Thirty years ago, one perceived element of moral superiority in the West was revelations of the extensive internal surveillance in places like East Germany and own-spying. There used to be news items and documentaries mocking this behavior and intimating how backward and uncouth those governments were to stoop to furiously wiretapping irrelevant private conversations.

So, whether the world has changed enough to justify it, people still do care and when adequately informed about some magistrate furiously eavesdropping on private matters, people universally recognize this is antisocial bizarre conduct.

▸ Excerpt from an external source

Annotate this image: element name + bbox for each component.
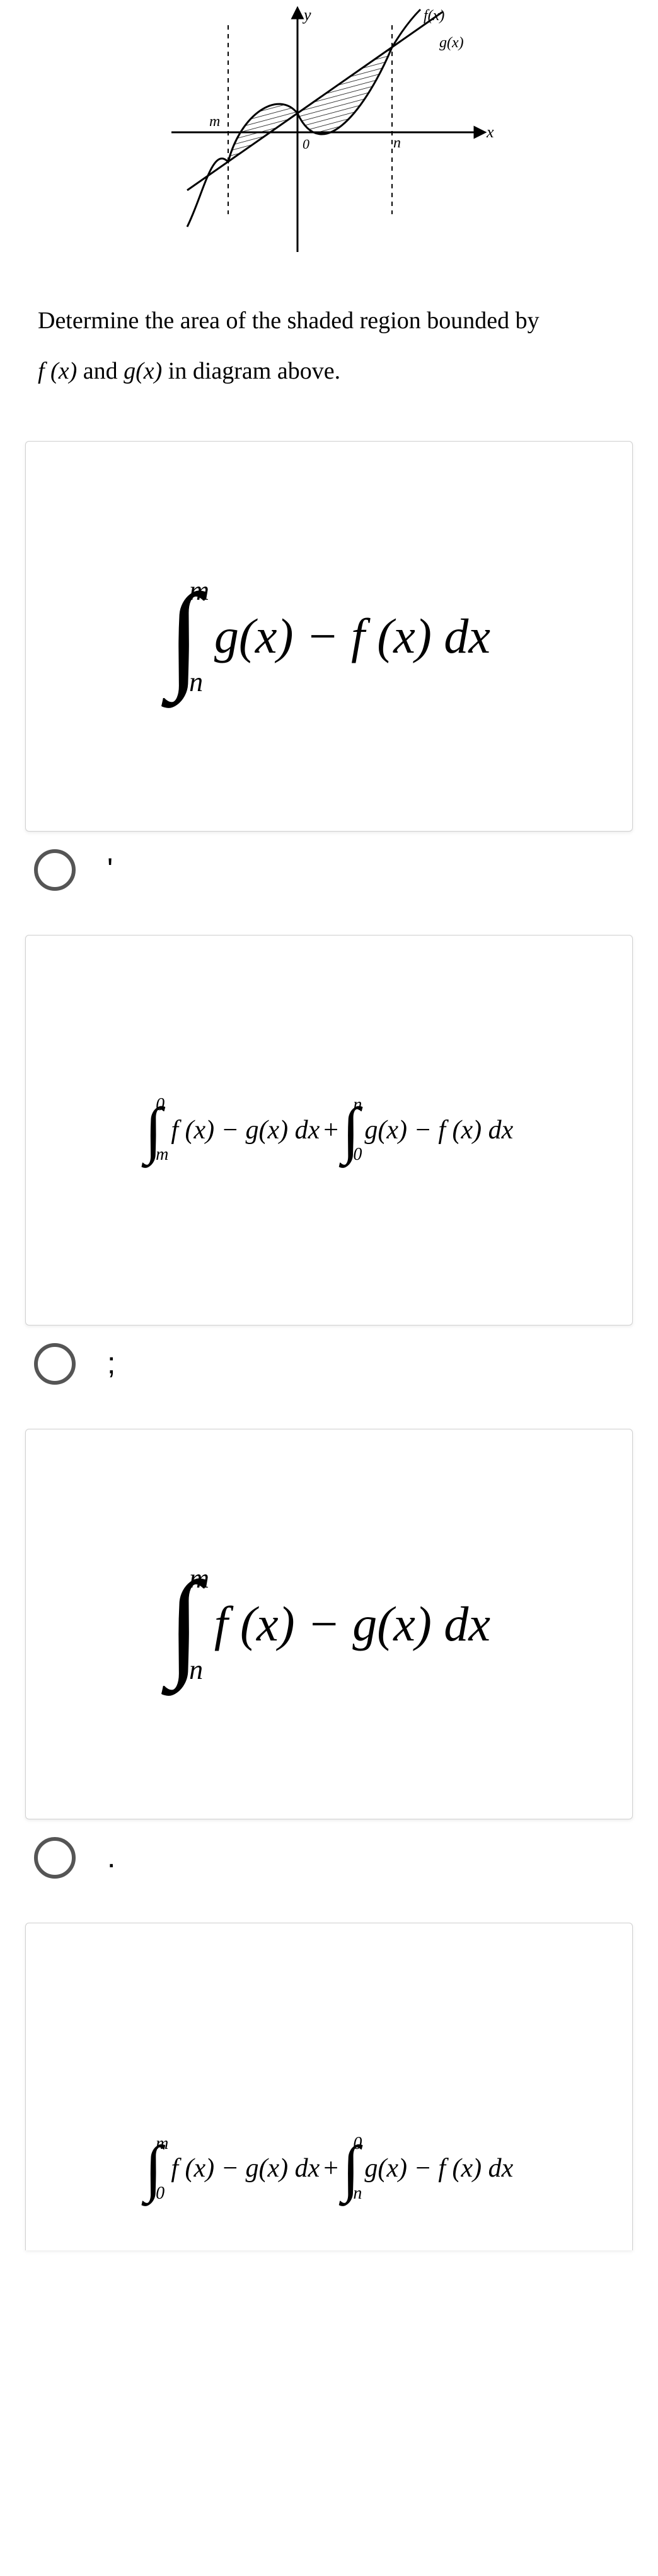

It is my opinion that people do not about privacy as much as they did in your mention Cold War-era times (or the tail end of it, anyway). They've been shown how easy it is to trade their privacy for considerable convenience and now they're in so deep that the idea of our governments tracking us seems remarkably mundane. Normalization is a helluva drug.

  • Great point. Convenience plays a hell of a role in a lot of society's issues. I go back to a song by Deee-lite where she sings "Convenience is the enemy" - I've always thought that was pretty pertinent in a lot of ways, this is just one more example.

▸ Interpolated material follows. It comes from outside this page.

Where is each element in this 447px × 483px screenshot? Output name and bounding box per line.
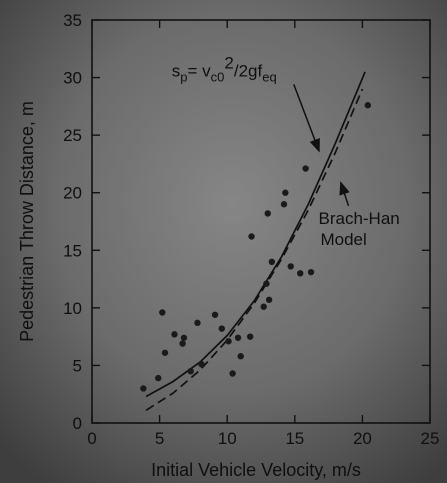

Meh, collecting information is different from acting on it. My underdtaning, which could be wrong, was that people legitimately lived in fear of getting found out by the stazi. There isn’t a good reason to fear the NSA based on current actions, that I’m aware of anyway.

  • I’m afraid the NSA regularly funnels information to the FBI and other domestic policing entities, and this has been widely documented [1]. The government even deigned to declassify proceedings from their special secret (!) court that decry the practice where NSA gives illegally-obtained surveillance to the FBI, which then manufactures a reason to go after someone using a technique known as “parallel construction,” concealing the surveillance source(s).